Among the large emerging markets, there’s increasing debate regarding whether China or India offers investors the best opportunity for upside. It’s a natural conversation, because both are in Asia and both are among the largest economies in the world.
However, it might not be much of an argument at all, particularly when examining the performance of the WisdomTree India Earnings Fund (EPI ). Over the past three years, EPI hasn’t just trounced MSCI India Index. The fund is higher by 52.1% over that span, while the MSCI China Index is down 47.2%.
Of course, past performance isn’t guaranteed to repeat. Although there’s optimism Chinese stocks will rebound in 2024. But many market observers believe India equities will again outpace Chinese rivals in the new year. That could pave the way for EPI to again be a star among single-country emerging market ETFs.
India ETF EPI Has Right Methodology
Not all India ETFs are cut of the same cloth. EPI lives up to the “earnings” billing in its name and endeavors to hold only shares of profitable companies. That’s a critical feature at a time when earnings per share among Indian firms are rising.
“Central to our bullish view on India versus China, is the trend in earnings. Starting in early 2021, MSCI India earnings per share in US dollar terms has grown by 61% versus a decline of 18% for MSCI China. As a result, Indian earnings have powered ahead on a relative basis. And this is the best period for India earnings relative to China in the modern history of the two equity markets,” noted Jonathan Garner, Morgan Stanley’s chief Asia and emerging market equity strategist.
Further adding to the potential of EPI being a winning single-country bet in 2024 are multiple fundamental factors, some of which trump the comparable factors pertaining to Chinese equities. Those include India’s more favorable demographics, forecasts for superior economic growth, and expectations that the rupee will be stable.
Morgan Stanley sees India stocks continuing generating better return on equity than Chinese counterparts, which potentially highlights quality within the EPI lineup.

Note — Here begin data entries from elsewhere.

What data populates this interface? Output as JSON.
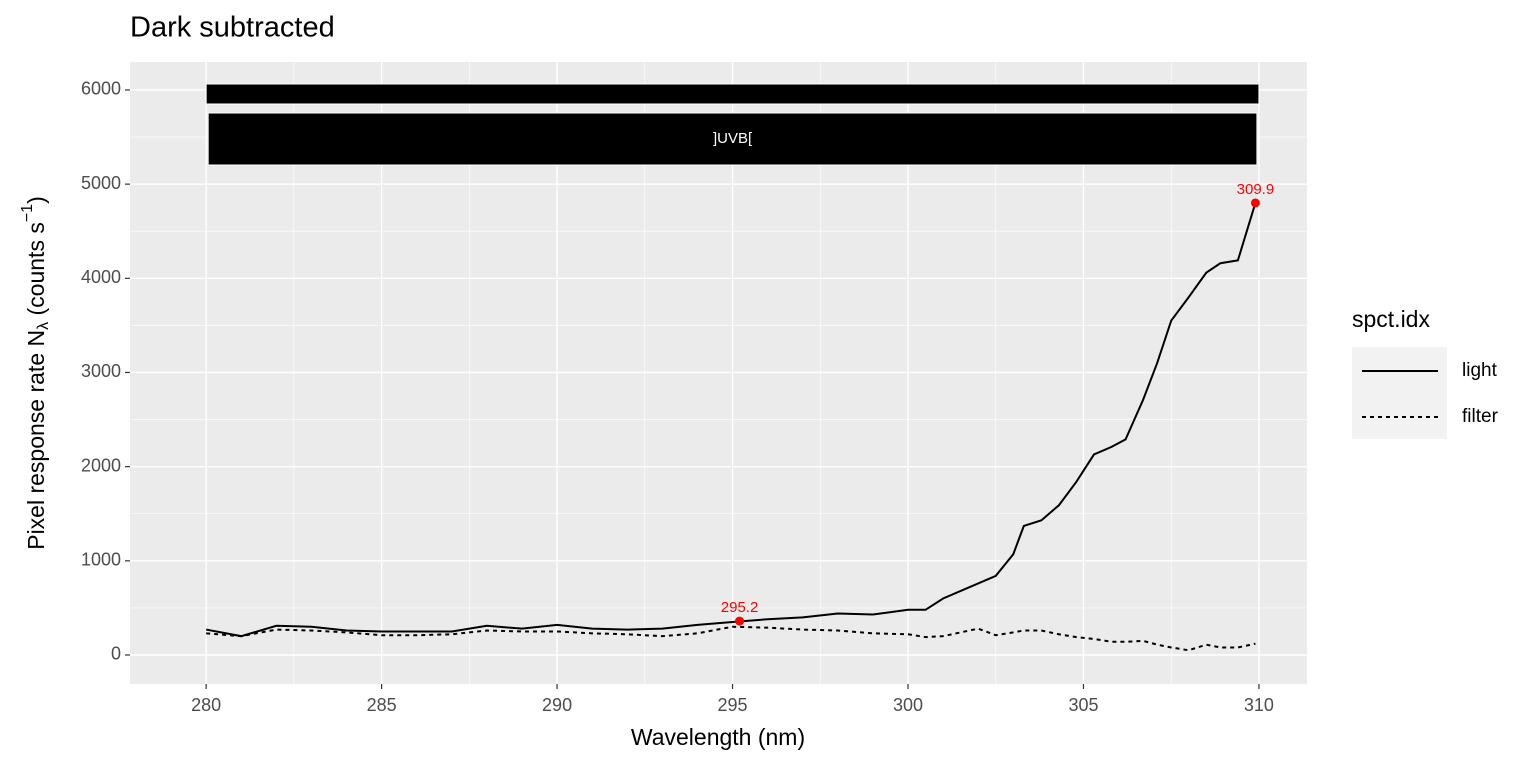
{
  "chart_data": {
    "type": "line",
    "title": "Dark subtracted",
    "xlabel": "Wavelength (nm)",
    "ylabel": {
      "text": "Pixel  response  rate  ",
      "symbol": "N",
      "subscript": "λ",
      "unit": "  (counts  s",
      "superscript": "−1",
      "close": ")"
    },
    "x": [
      280,
      281,
      282,
      283,
      284,
      285,
      286,
      287,
      288,
      289,
      290,
      291,
      292,
      293,
      294,
      295,
      296,
      297,
      298,
      299,
      300,
      300.5,
      301,
      302,
      302.5,
      303,
      303.3,
      303.8,
      304.3,
      304.8,
      305.3,
      305.8,
      306.2,
      306.7,
      307.1,
      307.5,
      308,
      308.5,
      308.9,
      309.4,
      309.9
    ],
    "series": [
      {
        "name": "light",
        "color": "#000000",
        "linetype": "solid",
        "values": [
          270,
          200,
          310,
          300,
          260,
          250,
          250,
          250,
          310,
          280,
          320,
          280,
          270,
          280,
          320,
          350,
          380,
          400,
          440,
          430,
          480,
          480,
          600,
          760,
          840,
          1070,
          1370,
          1430,
          1590,
          1840,
          2130,
          2210,
          2290,
          2710,
          3100,
          3550,
          3800,
          4060,
          4160,
          4190,
          4800
        ]
      },
      {
        "name": "filter",
        "color": "#000000",
        "linetype": "dashed",
        "values": [
          230,
          200,
          270,
          260,
          240,
          210,
          210,
          220,
          260,
          250,
          250,
          230,
          220,
          200,
          230,
          300,
          290,
          270,
          260,
          230,
          220,
          190,
          200,
          280,
          210,
          240,
          260,
          260,
          220,
          190,
          170,
          140,
          140,
          150,
          110,
          80,
          50,
          110,
          80,
          80,
          120
        ]
      }
    ],
    "legend_title": "spct.idx",
    "annotations": [
      {
        "x": 295.2,
        "y": 360,
        "color": "#ff0000"
      },
      {
        "x": 309.9,
        "y": 4800,
        "color": "#ff0000"
      }
    ],
    "waveband": {
      "label": "]UVB[",
      "range": [
        280,
        310
      ]
    },
    "xlim": [
      277.83,
      311.37
    ],
    "xticks": [
      280,
      285,
      290,
      295,
      300,
      305,
      310
    ],
    "xminorticks": [
      282.5,
      287.5,
      292.5,
      297.5,
      302.5,
      307.5
    ],
    "ylim": [
      -308,
      6297
    ],
    "yticks": [
      0,
      1000,
      2000,
      3000,
      4000,
      5000,
      6000
    ],
    "yminorticks": [
      500,
      1500,
      2500,
      3500,
      4500,
      5500
    ],
    "grid": true,
    "legend": "right"
  }
}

“Importantly for India, we expect ROE to remain high as earnings compound going forward. And corporate leverage can build from current levels as nominal and real interest rates remain low to history. So the outlook is positive,” concluded Garner. “But for China, the outlook is very different. And in a recent detailed piece, drawing on sector inputs from our bottom up colleagues, we concluded that whilst the base case would be for ROE stabilization, if reflation is successful, there’s also a bear case for ROE to fall further to around 7% over the medium term, or less than half that of India today.”